As far as I am concerned the market will make its own decision, and the market is always right. On these occasions I recall when the late Christopher Hitchens paused in a speech about freedom of expression, and invited each member of his audience to consider whether there was anyone to whom they would happily entrust the right to decide what they should be allowed to hear or read. It went very quiet.
On May 22nd, 2018, Dr Bret Weinstein testified to the members of the Committee on Oversight and Government Reform in the U.S. House of Representatives.
He’s reading his speech. I find it difficult to criticise him for this. Even though I am known to be a determined advocate in favour of shooting from the hip when speaking in public, I concede that there are occasions which not only permit a script but when it is effectively demanded. (I make this point in my book, The Face & Tripod.) For a range of reasons, for instance timing, the need for precise terminology (this is testimony) and provision of a transcript, this is one such. Nevertheless my suspicion that Dr Weinstein is able to shoot from the hip when appropriate (and knows it) is reinforced during the Q&A that follows at 5:26.

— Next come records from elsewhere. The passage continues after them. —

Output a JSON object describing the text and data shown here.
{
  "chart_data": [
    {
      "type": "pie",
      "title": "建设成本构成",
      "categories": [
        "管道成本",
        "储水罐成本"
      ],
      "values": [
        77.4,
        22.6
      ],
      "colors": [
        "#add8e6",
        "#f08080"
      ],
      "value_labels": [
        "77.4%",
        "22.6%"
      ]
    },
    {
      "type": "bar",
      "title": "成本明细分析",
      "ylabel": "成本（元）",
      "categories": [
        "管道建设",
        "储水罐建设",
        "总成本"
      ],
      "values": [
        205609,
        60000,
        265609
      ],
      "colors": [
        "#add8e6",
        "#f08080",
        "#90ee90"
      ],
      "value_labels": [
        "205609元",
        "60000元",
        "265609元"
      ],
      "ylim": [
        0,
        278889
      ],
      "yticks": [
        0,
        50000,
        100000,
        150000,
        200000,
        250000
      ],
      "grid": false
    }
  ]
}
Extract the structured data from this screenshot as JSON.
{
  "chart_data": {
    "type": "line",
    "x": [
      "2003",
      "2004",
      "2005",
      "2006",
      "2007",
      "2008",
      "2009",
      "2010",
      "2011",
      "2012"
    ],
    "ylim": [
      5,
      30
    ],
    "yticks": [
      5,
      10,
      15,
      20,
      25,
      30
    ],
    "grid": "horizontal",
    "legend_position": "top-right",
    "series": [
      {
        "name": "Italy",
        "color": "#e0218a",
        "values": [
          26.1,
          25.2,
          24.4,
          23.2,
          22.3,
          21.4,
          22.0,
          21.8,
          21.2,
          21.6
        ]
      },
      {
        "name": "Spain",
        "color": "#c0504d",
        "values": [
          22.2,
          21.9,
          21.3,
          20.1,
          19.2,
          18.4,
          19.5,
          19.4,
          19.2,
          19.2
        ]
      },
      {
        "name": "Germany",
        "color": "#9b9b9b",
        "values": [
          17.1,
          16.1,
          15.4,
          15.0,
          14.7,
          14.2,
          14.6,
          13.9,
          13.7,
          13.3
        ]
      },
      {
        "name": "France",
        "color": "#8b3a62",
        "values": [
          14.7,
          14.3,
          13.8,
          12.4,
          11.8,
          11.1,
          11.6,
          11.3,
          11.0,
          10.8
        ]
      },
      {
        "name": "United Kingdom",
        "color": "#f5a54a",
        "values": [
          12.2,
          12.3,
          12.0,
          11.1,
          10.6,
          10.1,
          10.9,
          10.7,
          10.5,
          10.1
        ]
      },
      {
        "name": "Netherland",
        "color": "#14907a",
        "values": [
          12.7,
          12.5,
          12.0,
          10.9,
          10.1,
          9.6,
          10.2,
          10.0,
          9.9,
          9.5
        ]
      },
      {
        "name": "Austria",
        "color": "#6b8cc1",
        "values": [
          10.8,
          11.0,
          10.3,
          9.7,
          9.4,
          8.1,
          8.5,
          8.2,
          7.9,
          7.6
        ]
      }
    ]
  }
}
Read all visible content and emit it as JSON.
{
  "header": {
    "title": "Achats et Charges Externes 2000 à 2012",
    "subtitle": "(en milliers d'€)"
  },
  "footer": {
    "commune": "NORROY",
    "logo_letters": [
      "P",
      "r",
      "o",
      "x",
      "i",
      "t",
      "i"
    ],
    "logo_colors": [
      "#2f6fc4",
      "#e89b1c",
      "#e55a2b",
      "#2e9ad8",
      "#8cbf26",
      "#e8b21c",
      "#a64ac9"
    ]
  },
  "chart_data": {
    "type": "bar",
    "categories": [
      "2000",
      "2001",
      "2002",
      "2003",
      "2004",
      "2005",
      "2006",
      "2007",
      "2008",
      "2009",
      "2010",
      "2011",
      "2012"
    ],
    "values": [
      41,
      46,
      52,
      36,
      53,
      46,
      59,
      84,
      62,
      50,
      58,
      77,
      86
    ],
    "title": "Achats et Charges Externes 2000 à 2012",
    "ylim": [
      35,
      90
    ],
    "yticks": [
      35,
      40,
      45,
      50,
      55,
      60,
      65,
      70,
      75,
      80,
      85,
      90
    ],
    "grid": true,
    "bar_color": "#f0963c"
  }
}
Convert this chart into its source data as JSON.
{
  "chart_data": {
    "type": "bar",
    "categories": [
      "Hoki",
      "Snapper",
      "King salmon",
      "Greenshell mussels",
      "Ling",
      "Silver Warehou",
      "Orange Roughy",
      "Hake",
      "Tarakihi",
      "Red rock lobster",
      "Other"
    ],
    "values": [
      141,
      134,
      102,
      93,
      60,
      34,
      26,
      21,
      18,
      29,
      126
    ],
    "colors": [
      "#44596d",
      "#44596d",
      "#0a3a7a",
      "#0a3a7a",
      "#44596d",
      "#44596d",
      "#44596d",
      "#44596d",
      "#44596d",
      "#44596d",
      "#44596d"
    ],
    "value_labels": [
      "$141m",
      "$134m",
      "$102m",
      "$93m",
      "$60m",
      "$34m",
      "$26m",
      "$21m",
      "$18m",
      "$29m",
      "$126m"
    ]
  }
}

The tale he narrates is horrifying even if sadly familiar: it describes a riot at a university. There is a political movement which routinely shuts down free expression and even ruins careers and lives. It does it for apparently any reason or none, by use of methods which range from smear to serious violence.
Who are they? What do they want? Who is pulling their strings? Who is financing them? Dr Weinstein offers at 03:20, a clue to their motives.
The students were on a mission. They were unwitting tools of a witting movement […] what is occurring on college campuses is about power and control.
Like most I have theories without proof of that “witting movement”, but I do know that all of us must be prepared to do whatever is necessary to preserve free speech. The seriousness cannot be overstated. Without it civilisation collapses. Free speech is under threat on all flanks, from legislators to shadow-banning social media to the classroom. The threat has metastasised. The attackers present their cases skilfully, claiming all manner of sympathetically warm and cuddly motives, but any threat to free speech, in whatever guise, must be repelled.
During the Q&A, which I commend, it emerges how truth can be made – without anyone having to wrestle inconveniently with trying to gainsay it – to fall into one of the many categories of ‘unacceptable’. And when that happens we can imagine how easily falsehood can be injected into the consequent vacuum. Yes, it’s as dangerous as that.
Dr Weinstein’s testimony was delivered about a year ago, and described events a year earlier than that. Have things improved in the mean time? I do not think so. The adversary is clever and cunning and mutates like a virus to re-emerge in different forms.